Somewhere along the lines of "normal" levels of motherhood worry, there is a black hole of anxiety that tempts even the coolest of parents. This hole doesn't represent the natural interventions that inevitably arise, but, rather, the resulting worrying that goes along with it. It represents the dark side.
The black hole calls for you to over-obsess about even those very real issues - and some imagined, far-fetched potential scenarios. Resist the call. If you jump in, you'll quickly find that the spiraling array of potential "what ifs" and "if...thens" is endless - and useless.
I unwittingly jumped sometime after my oldest entered the land of school-aged living and I learned that everything I thought I knew and could predict about his school experiences was...wrong. Left with an appalling, and surprising, absence of total control over his well-being, was something that this control freak just couldn't handle.
At some point I made the deal with the devil.

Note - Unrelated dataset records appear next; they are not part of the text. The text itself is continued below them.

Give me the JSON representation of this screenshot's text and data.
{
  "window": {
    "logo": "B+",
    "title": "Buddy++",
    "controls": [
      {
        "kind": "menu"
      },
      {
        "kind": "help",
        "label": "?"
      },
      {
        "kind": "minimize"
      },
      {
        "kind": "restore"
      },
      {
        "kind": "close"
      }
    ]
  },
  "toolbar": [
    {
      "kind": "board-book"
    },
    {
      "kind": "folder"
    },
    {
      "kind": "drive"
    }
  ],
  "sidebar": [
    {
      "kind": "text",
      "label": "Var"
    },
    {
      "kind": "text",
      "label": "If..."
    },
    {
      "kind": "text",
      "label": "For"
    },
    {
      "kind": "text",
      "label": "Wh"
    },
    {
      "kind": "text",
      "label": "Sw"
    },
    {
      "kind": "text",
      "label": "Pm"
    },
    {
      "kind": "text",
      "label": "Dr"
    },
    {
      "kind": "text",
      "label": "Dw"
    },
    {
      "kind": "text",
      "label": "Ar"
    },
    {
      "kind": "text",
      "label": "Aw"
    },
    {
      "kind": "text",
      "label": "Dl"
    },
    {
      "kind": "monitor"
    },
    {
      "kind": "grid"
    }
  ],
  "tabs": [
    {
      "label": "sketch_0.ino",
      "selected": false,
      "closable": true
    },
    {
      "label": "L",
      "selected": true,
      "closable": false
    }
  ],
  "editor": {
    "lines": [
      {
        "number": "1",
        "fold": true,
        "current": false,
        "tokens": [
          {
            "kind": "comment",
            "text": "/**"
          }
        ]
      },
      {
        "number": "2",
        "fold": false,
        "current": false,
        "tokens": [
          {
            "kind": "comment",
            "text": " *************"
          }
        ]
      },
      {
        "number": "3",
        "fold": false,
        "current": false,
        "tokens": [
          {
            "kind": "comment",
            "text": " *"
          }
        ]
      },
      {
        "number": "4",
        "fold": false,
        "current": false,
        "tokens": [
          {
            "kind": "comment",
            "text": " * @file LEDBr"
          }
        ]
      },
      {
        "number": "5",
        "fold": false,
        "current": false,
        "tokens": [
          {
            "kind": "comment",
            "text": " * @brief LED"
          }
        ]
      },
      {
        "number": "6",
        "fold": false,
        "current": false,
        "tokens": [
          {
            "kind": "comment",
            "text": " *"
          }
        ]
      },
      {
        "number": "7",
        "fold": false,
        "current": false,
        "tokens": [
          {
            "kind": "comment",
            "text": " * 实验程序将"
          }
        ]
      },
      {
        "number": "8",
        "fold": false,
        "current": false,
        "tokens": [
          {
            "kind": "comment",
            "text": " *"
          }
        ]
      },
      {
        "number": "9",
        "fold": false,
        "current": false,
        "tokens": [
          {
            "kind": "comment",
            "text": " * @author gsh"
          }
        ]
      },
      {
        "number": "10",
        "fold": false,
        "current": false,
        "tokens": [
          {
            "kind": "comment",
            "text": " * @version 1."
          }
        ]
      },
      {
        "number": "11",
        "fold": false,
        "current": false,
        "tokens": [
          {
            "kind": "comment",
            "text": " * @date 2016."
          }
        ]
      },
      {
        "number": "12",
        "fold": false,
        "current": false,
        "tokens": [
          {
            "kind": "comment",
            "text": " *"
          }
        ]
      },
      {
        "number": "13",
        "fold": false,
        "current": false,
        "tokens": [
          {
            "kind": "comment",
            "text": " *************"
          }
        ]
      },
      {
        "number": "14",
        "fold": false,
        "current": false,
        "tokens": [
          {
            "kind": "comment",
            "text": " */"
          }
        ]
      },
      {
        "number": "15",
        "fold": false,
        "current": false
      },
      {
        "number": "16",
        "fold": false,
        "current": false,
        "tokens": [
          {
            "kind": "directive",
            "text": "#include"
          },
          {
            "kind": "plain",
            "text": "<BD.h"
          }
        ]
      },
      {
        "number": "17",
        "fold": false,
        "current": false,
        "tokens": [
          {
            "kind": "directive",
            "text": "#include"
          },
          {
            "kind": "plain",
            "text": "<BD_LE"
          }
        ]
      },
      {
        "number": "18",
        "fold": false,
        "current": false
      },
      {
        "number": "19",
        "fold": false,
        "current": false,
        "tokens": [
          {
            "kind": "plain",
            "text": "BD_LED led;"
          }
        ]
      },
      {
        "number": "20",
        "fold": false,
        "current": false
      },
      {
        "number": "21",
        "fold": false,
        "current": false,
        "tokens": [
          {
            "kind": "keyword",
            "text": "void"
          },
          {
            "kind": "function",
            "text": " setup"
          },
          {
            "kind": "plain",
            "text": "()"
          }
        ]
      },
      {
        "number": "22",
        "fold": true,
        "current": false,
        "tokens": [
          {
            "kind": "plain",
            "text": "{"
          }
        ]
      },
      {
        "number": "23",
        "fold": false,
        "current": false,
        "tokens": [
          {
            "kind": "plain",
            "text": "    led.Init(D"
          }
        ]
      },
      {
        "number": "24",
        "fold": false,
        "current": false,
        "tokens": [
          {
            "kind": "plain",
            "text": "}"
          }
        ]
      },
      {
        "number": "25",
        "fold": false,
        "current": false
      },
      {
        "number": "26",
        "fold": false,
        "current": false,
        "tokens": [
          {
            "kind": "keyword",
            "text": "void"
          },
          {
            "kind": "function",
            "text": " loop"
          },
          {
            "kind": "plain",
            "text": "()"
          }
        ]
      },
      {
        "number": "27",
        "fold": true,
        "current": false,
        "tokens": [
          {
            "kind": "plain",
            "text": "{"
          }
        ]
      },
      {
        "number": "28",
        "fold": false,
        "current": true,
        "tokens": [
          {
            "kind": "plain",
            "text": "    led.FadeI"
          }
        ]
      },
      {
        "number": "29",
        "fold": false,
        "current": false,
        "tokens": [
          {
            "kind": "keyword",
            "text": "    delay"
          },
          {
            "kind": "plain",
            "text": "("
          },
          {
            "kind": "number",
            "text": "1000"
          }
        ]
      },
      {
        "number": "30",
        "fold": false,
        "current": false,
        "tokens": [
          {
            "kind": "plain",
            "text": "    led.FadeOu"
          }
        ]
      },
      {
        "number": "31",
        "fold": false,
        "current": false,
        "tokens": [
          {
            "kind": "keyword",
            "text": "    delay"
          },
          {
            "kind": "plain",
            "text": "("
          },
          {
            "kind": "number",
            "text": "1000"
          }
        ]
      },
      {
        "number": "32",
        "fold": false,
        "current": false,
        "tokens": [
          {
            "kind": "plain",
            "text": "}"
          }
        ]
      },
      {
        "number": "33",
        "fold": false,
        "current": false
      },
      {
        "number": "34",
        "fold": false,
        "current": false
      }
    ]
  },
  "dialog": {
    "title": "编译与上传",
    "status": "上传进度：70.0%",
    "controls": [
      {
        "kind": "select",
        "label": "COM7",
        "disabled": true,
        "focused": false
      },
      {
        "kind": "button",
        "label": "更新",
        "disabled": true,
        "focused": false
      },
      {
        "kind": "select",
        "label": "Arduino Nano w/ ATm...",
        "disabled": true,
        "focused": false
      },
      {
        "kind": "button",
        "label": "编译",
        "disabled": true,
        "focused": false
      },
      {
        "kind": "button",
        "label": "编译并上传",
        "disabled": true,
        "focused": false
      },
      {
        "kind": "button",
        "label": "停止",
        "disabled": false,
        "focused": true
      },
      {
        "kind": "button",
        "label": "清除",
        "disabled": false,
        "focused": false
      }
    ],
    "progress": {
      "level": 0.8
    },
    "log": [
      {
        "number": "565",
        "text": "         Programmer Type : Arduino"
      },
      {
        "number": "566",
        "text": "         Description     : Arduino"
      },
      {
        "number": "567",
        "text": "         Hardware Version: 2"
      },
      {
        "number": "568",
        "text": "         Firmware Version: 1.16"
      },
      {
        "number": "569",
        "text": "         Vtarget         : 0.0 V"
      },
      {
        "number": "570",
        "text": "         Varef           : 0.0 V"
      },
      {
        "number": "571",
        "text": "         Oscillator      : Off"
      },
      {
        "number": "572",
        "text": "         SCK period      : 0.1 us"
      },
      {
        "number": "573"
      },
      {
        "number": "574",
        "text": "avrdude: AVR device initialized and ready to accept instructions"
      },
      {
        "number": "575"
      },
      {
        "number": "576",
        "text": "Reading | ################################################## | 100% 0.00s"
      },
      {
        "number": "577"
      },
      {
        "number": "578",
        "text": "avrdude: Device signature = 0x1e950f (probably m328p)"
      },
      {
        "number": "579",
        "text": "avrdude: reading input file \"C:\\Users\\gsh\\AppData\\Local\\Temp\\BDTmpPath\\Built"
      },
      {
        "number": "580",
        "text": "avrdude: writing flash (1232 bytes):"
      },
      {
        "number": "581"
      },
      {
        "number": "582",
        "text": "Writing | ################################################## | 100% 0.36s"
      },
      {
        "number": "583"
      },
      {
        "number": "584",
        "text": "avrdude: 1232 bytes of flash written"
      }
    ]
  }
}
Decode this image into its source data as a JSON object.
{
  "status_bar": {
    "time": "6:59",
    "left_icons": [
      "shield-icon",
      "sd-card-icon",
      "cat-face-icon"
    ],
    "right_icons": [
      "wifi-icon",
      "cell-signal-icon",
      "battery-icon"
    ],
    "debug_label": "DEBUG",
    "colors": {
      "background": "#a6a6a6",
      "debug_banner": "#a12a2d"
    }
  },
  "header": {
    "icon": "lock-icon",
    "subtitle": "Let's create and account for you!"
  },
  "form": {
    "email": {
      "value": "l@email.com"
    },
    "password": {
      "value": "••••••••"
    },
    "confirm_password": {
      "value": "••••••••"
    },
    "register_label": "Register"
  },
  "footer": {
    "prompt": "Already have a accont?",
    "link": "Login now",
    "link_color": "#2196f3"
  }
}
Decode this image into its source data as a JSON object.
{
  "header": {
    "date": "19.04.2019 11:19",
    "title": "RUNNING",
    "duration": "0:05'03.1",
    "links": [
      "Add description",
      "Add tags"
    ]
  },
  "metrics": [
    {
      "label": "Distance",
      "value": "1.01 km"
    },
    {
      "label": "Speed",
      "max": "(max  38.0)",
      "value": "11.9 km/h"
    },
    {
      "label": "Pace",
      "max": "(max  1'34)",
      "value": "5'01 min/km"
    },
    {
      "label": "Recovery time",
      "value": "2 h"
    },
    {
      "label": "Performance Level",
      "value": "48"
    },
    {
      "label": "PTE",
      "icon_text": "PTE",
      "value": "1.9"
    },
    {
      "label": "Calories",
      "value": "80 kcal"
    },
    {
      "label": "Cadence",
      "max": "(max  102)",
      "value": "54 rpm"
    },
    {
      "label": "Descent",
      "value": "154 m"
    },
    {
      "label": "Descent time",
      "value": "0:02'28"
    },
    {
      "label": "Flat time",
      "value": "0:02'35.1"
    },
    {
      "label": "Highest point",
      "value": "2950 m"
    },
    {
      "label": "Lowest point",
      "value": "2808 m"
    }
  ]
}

The tempting taunts to play out each issue in a thousand sub- parts, prepare for all potential outcomes - and, thereby, regain some measure of control - became too overpowering to resist.
But, rather than helping to deal with every scenario, that black hole of worry ruthlessly ushered my inner thoughts into the land of out-of-control.
The tricky part here became trying like mad to present the appearance that my anti-hovering ways were simply a natural extension of my "authentic" ultra-calm and cool persona. It is doubtful that I have ever actually pulled this off.
My penchant for worrying goes way back. In fact, "worry" is a pose I have perfected over the years, as evidenced by the deep wrinkle between my eyes, a "worry line" that began forming when I was just a kid. My specialty, worrying about others.
Perhaps I never had a chance against that darn black hole after all.
And, though I haven't found my way out yet, I'll be damned if I stop trying. It's only a matter of time - that calm and cool mom is in there somewhere, just waiting to get out.